Вспомним наши рассуждения из главы 14 о привязках и кумулятивном преимуществе. Обе теории утверждают, что сегодняшний выигрыш повышает шансы на выигрыш завтра. Поэтому вероятности зависят от истории и первый главный постулат, на котором строится гауссиана, в реальности не работает. В играх, конечно, прошлые выигрыши не должны увеличивать вероятность будущих, но в жизни это не так, и поэтому я такой противник обучения теории вероятности на примере игр. Если выигрыш влечет за собой дальнейший выигрыш, то у вас гораздо больше шансов стать свидетелем сорока выигрышей подряд, чем в пределах протогауссианы.
Второй главный постулат: "сумасшедших" прыжков не бывает. Размер шага, этого элементарного кирпичика классического случайного распределения, всегда известен: как раз один шаг. Он всегда определен. Мы не встречали ситуаций с "сумасшедшей" неравномерностью движений.
Помните, что, если один из этих двух главных постулатов отсутствует, ваши шаги (или подбросы монетки) не создадут
в итоге гауссиану. При определенных обстоятельствах вы можете столкнуться с из ряда вон выходящей масштабно-инвариантной случайностью мандельбротовского типа.
"Вездесущесть гауссианы"
Всякий раз, когда я заявляю, что "гауссова кривая" вездесуща отнюдь не в реальной жизни, а только в умах статистиков, от меня требуют: "Докажи!" Как мы увидим в следующих двух главах, это сделать очень легко, а вот противоположное никому еще до сих пор доказать не удалось. Стоит мне высказать предположение, что существуют процессы, не описываемые гауссианой, меня просят это обосновать и, помимо фактов, "предъявить стоящую за ними теорию". В главе 14 мы рассматривали модель "деньги идут к деньгам", предлагавшуюся, чтобы оправдать неиспользование гауссианы. Разработчикам таких моделей приходится тратить уйму времени на подведение теоретической базы под возможные масштабируемые ситуации — как будто им надо за что-то извиняться. Теория-фигория! У меня с этим эпистемологическая проблема — с необходимостью оправдывать то, что миру не удается соответствовать идеализированной модели, которую сумел пропиарить какой-то слепец, отрешенный от реальности.
Я предпочитаю не моделировать возможные ситуации возникновения негауссовой случайности (впадая тем самым в грех слепого теоретизирования), а делать нечто противоположное: пристально изучать гауссиану и определять, где она действует, а где нет. Я знаю, где Среднестан. По-моему, именно приверженцы гауссианы часто (да что там — почти всегда) не вполне понимают, с чем они имеют дело, и должны обосновывать свои действия, а не наоборот.
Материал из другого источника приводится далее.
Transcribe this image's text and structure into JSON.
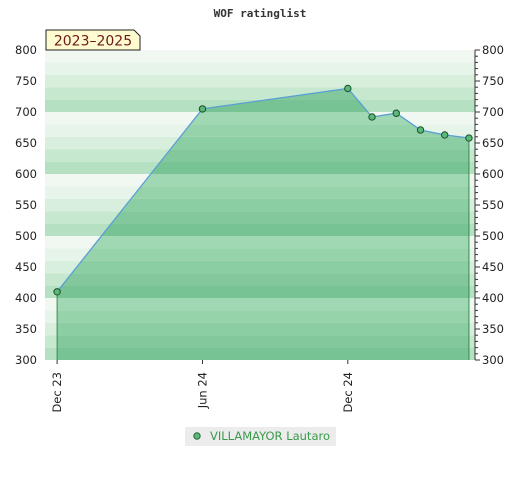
{
  "chart_data": {
    "type": "area",
    "title": "WOF ratinglist",
    "period_label": "2023–2025",
    "ylim": [
      300,
      800
    ],
    "y_ticks": [
      300,
      350,
      400,
      450,
      500,
      550,
      600,
      650,
      700,
      750,
      800
    ],
    "x_ticks": [
      "Dec 23",
      "Jun 24",
      "Dec 24"
    ],
    "x_tick_months": [
      0,
      6,
      12
    ],
    "x_range_months": [
      -0.5,
      17.25
    ],
    "series": [
      {
        "name": "VILLAMAYOR Lautaro",
        "color": "#5a9fd4",
        "fill": "#5ab878",
        "points": [
          {
            "month": 0,
            "y": 410
          },
          {
            "month": 6,
            "y": 705
          },
          {
            "month": 12,
            "y": 738
          },
          {
            "month": 13,
            "y": 692
          },
          {
            "month": 14,
            "y": 698
          },
          {
            "month": 15,
            "y": 671
          },
          {
            "month": 16,
            "y": 663
          },
          {
            "month": 17,
            "y": 658
          }
        ]
      }
    ],
    "grid": true,
    "legend_position": "bottom-center"
  }
}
Эта вездесущесть гауссианы — не свойство мира, а проблема, существующая в наших умах и вытекающая из нашего взгляда на мир.
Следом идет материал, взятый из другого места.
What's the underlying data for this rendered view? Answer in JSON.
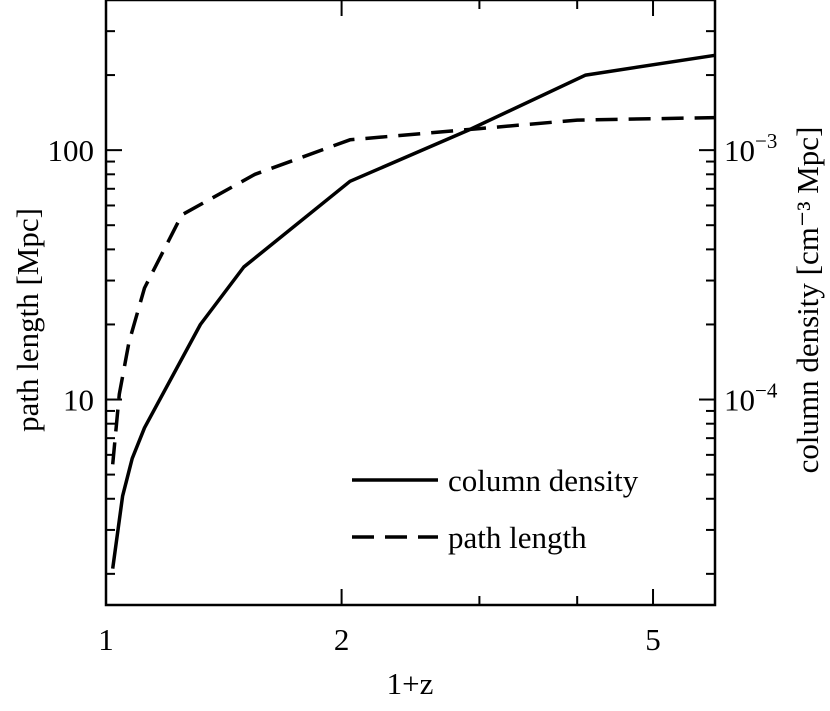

В следующей главе мы обратимся к масштабируемости окружающего мира и к свойствам фрактала. А в той, что за ней, коснемся злоупотребления гауссианой в социоэкономике и "необходимости строить теории".
Я порой излишне горячусь, но только потому, что провел значительную часть своей жизни, размышляя над этой проблемой. С тех пор как я начал думать над ней и проводить разнообразные мысленные эксперименты вроде описанного выше, я тщетно искал вокруг себя, в мире бизнеса и статистики, кого-нибудь, кто был бы до конца интеллектуально последователен в смысле осознания угрозы Черного лебедя и отказа от гауссианы и ее инструментария. Многие, принявшие мою идею Черного лебедя, не смогли довести ее до логического завершения, а именно — не смогли признать, что нельзя использовать одну-единственную меру случайности, называемую стандартным отклонением (и называть ее "риском"); нельзя рассчитывать на простые ответы, когда речь идет о неопределенности. Отказ от гауссианы требует смелости, преданности истине и способности соединять разрозненные факты, требует желания глубже постичь случайность. И еще нужно не возводить чужую мудрость в абсолют.
Затем я начал знакомиться с физиками, которые отвергли гауссов подход, но стали жертвой другого заблуждения (иной формы платонизма), а именно — веры в точные предсказательные модели, эксплуатирующие в основном привязку из главы 14. Я не мог найти ни одного глубокого и технически подкованного ученого, который смотрел бы на мир случай
ности и понимал его природу, видел бы в расчетах подспорье, а не самоцель. Мне потребовалось около полутора десятилетий, чтобы открыть для себя такого мыслителя. Человека, сделавшего многих лебедей Серыми: Мандельброта — великого Бенуа Мандельброта.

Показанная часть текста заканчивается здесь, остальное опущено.